Whether you meet in person or by phone or video, avoid distractions. Turn off notifications, put away your computer and phone, and shut down your email and chat functions. Intentionally or unintentionally, nothing stops sharing quicker than someone who looks away while sharing or reacts to something else.

Then state the context of your meeting at the beginning. Remind the person that you are here to listen, understand their experience, and see if there is anything you can do to improve it. First, ask one of the questions you listed in your email to them. I recommend starting with a more general question to get the conversation going, and then going deeper.

otherwise Yes, really listen

When leaders are trained to have conversations, they will often raise the concern, “What if my team member raises an issue I can’t raise, or asks for a raise or promotion I can’t give them?” My answer is always, “Isn’t it better to understand what’s going on than to ignore it?” And in most cases, the act of authentically listening to a person’s concerns often addresses them, or at least helps you to, together to find a way forward.

In my experience, nervous leaders will assume the worst when things are actually going well.

When your team member shares their experience, (really) listen. Then check by celebrating and reflecting on what’s working.

“I’ve really enjoyed working from home, I feel like we’re much more efficient as a team.”

  • Celebration: “That’s nice to hear, I feel the same way.”
  • Reflect, “What do you see made the difference?”

“I really enjoyed working on the launch of the new app!”

  • Celebration: “I’m glad. I love the passion you put into it.”
  • Reflect, “What did you enjoy most about working on this?”

Look for hidden commitments

When the person starts sharing frustrations or complaining about their job, teleworking, lack of childcare, etc., remember that behind every complaint is a commitment. Avoid the temptation to propose solutions, instead listen to their engagement, rephrase it and ask what you could do to tackle it together.

“I feel like I’m in non-stop meetings every day, and I’m up until midnight every night doing my actual work.”

  • Reframe: “I understand you’re committed to doing a great job and it’s frustrating when you feel like you don’t have the time during the day to get it done.”
  • Reflect, “What do you think we could do that would make a difference for you?”

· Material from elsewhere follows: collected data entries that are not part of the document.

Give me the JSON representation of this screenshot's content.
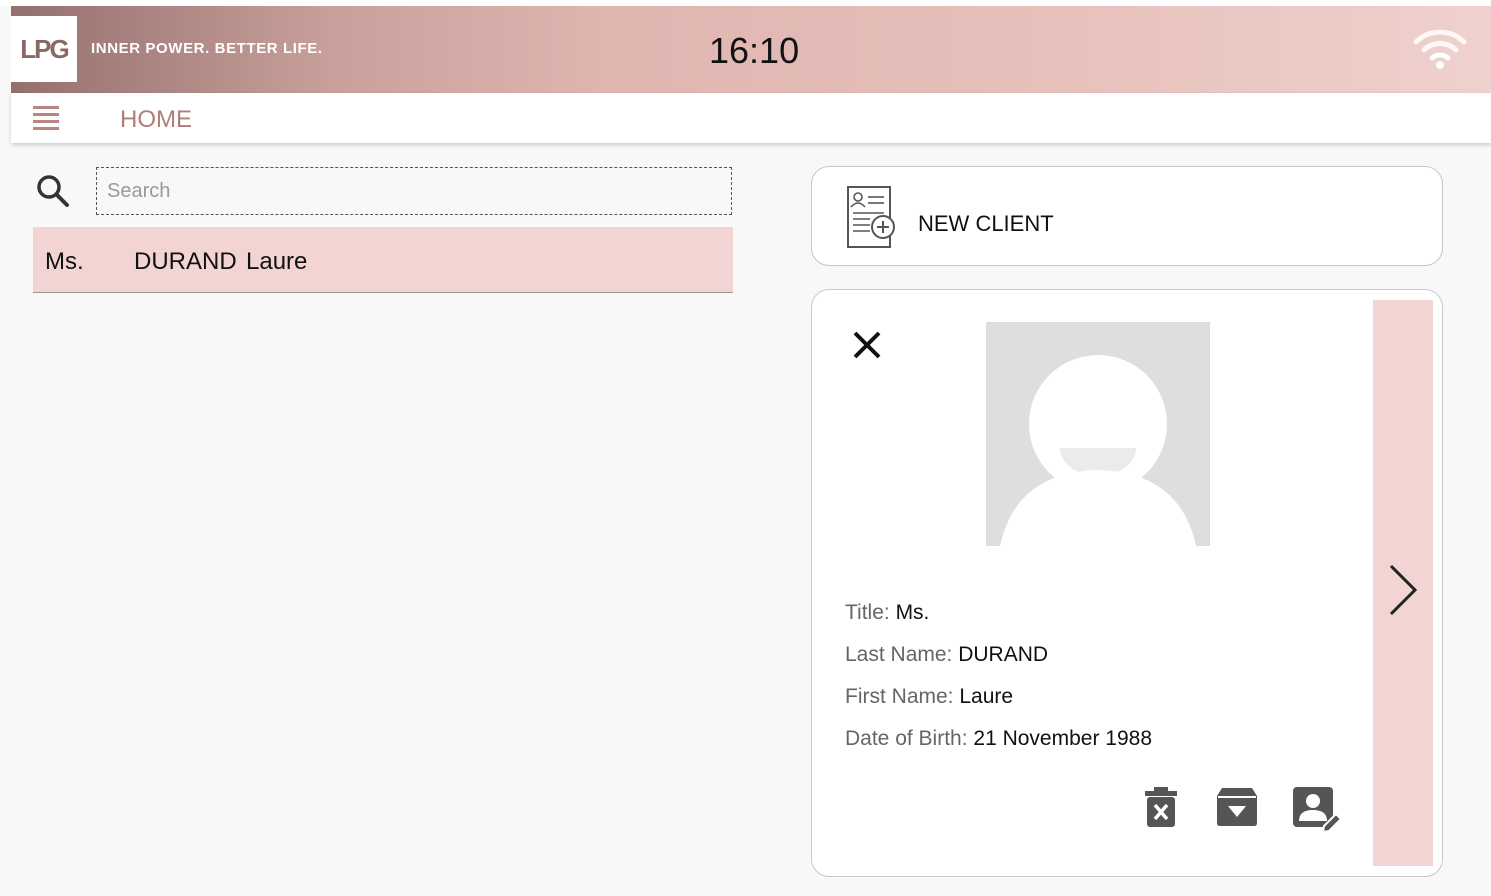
{
  "header": {
    "logo_text": "LPG",
    "tagline": "INNER POWER. BETTER LIFE.",
    "clock": "16:10",
    "status_icon": "wifi-icon"
  },
  "nav": {
    "menu_icon": "menu-icon",
    "title": "HOME"
  },
  "search": {
    "placeholder": "Search",
    "value": ""
  },
  "client_list": [
    {
      "title": "Ms.",
      "last_name": "DURAND",
      "first_name": "Laure"
    }
  ],
  "new_client": {
    "label": "NEW CLIENT",
    "icon": "add-client-document-icon"
  },
  "detail": {
    "fields": [
      {
        "label": "Title: ",
        "value": "Ms."
      },
      {
        "label": "Last Name: ",
        "value": "DURAND"
      },
      {
        "label": "First Name: ",
        "value": "Laure"
      },
      {
        "label": "Date of Birth: ",
        "value": "21 November 1988"
      }
    ],
    "actions": [
      "delete-icon",
      "archive-icon",
      "edit-profile-icon"
    ]
  },
  "colors": {
    "accent": "#b07d78",
    "selected_row": "#f2d5d3",
    "header_start": "#94706d",
    "header_end": "#efd1cd"
  }
}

“I feel like I’m doing the same thing every day and I’m not progressing in my career.”

  • Reframe: “I understand that you’re really committed to growth, and right now you feel like that’s not happening at all.”
  • Reflect, “What do you think we could do that would make a difference for you?”

Agree on the next steps

In the last 10 minutes of your conversation, shift your discussion to the next steps. If there are several things you didn’t have time to discuss, set up a meeting to continue the discussion. If there are follow-up actions that you will both take, put them in writing so your team member knows you really listened.

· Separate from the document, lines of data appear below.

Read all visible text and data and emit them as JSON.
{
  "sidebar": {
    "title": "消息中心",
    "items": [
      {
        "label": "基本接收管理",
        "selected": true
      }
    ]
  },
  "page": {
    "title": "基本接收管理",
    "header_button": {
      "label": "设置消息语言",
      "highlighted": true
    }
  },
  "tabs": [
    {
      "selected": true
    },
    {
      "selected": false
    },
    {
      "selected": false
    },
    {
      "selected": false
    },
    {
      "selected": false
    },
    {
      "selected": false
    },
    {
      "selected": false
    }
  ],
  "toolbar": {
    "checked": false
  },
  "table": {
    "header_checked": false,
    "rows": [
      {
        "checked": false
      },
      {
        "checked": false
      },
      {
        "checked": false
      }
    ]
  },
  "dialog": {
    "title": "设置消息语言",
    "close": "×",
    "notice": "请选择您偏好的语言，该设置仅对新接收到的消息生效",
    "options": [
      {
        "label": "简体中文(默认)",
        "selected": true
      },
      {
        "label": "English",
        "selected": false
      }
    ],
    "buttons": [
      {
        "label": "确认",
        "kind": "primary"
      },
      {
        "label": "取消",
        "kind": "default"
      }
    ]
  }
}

“Thank you for your frankness at our meeting today. I really appreciate you sharing everything you’ve done. As promised, I will (list follow-up actions) and now send you an invitation to another interview in two months time. And if anything comes up before then please know we will always take our time to check in.”

While this may feel like “extra work” that you may not have time for, in reality you do not have time not to have a conversation. Remember, it’s the simplest actions that often have the greatest impact.